The important role of sense checks for borrowers

In my experience, allowing new blood into the market is a low-risk prospect. Managing and maintaining a single small property let is well within the capabilities of most people.

But it remains important for lenders to implement sense checks as part of the application assessment. And brokers and prospective BTL investors should similarly bear these in mind.
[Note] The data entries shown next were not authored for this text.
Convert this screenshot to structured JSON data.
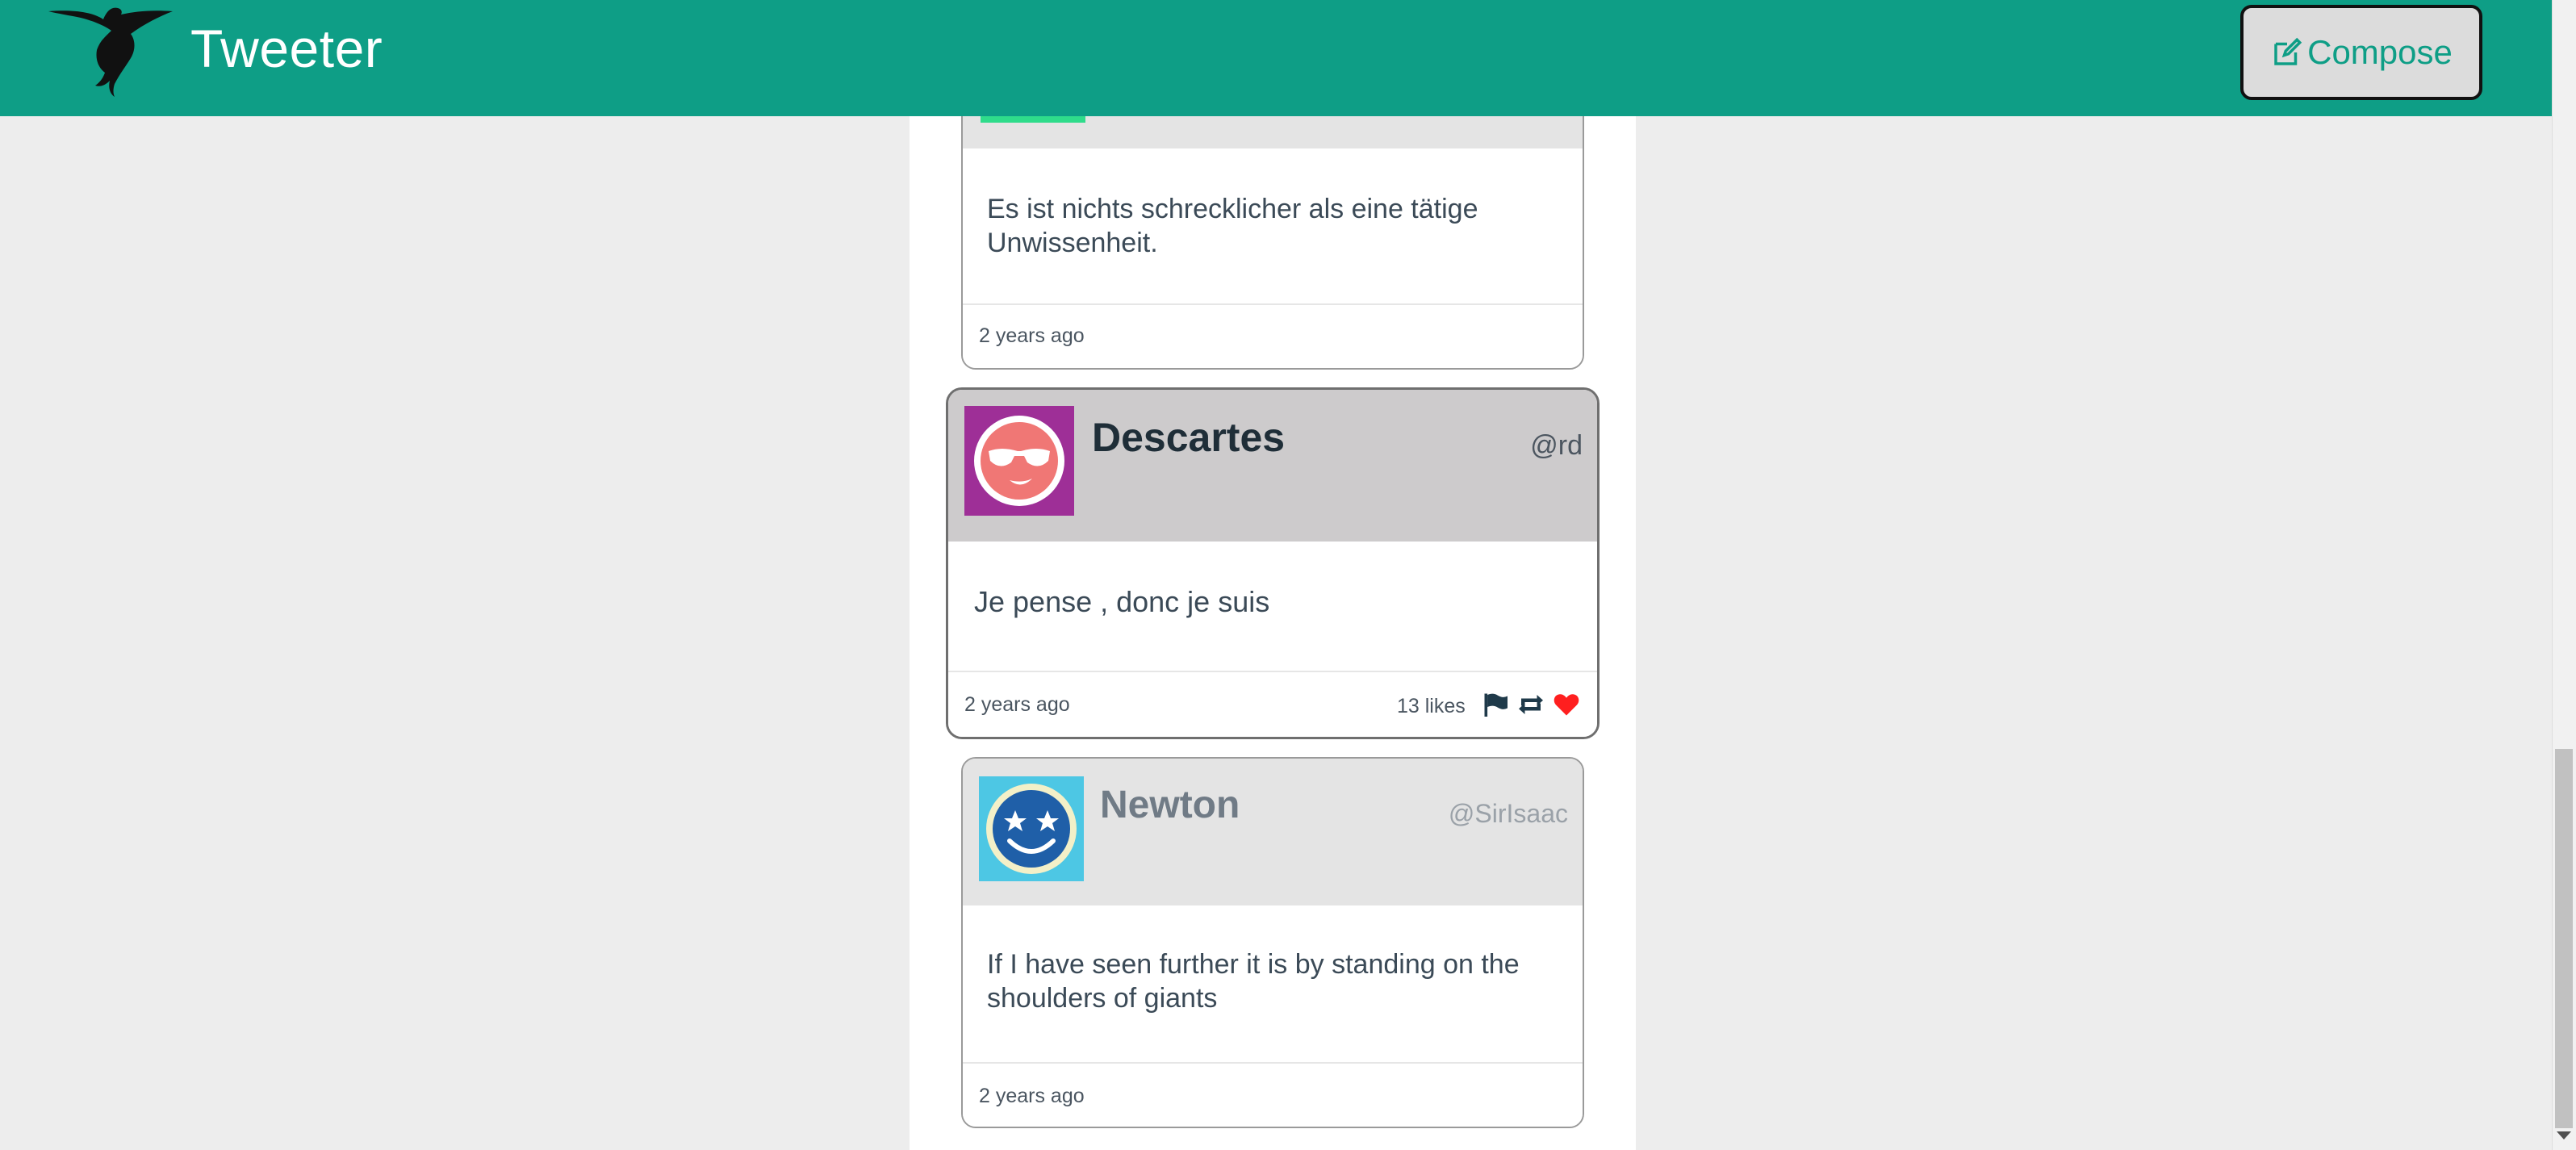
{
  "header": {
    "brand": "Tweeter",
    "logo_icon": "hummingbird-icon",
    "compose_label": "Compose",
    "compose_icon": "edit-icon"
  },
  "colors": {
    "header_bg": "#0e9e86",
    "accent": "#0e9e86",
    "like_red": "#ff1f1f",
    "page_bg": "#ededed"
  },
  "tweets": [
    {
      "text": "Es ist nichts schrecklicher als eine tätige Unwissenheit.",
      "time": "2 years ago"
    },
    {
      "name": "Descartes",
      "handle": "@rd",
      "text": "Je pense , donc je suis",
      "time": "2 years ago",
      "likes": "13 likes",
      "avatar_icon": "sunglasses-face-icon",
      "action_icons": [
        "flag-icon",
        "retweet-icon",
        "heart-icon"
      ]
    },
    {
      "name": "Newton",
      "handle": "@SirIsaac",
      "text": "If I have seen further it is by standing on the shoulders of giants",
      "time": "2 years ago",
      "avatar_icon": "star-eyes-face-icon"
    }
  ]
}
For instance, it can be easy to identify cases where managing a property is likely to be too challenging for the applicant. A common example will be someone based in London looking to break into BTL investment and choosing a relatively inexpensive property in the North East. In this case, the individual’s knowledge of the local area and market may be lacking, while maintaining the property to the satisfaction of a tenant will be difficult at such a distance.

In other cases, sense checks can help identify dishonest actors. Most lenders, for instance, would raise a red flag on an individual whose primary residence was a single bedroom flat but who was seeking a BTL mortgage for a much larger property with better amenities. As BTL products are competitively priced, it can be reasonable to assume this individual would be likely to move into the larger property and rent out the smaller one. If an applicant residing in a large property were to seek a BTL mortgage on a smaller property, this would appear more sensible and dependable. If these two applicants were of equal financial standing, most lenders would rightly be more inclined to offer financing where the borrowing appears rational.

It is likely, given its resilience through the difficult months of the pandemic and resurgent performance in 2021, that the BTL industry will continue to attract high demand among investors. As such, lenders should consider showing greater flexibility in considering the merit of new landlords and favour sense and reason over simplistic financial assessments. Caution will always have a place but creating high barriers to entry risks stifling change in the BTL space.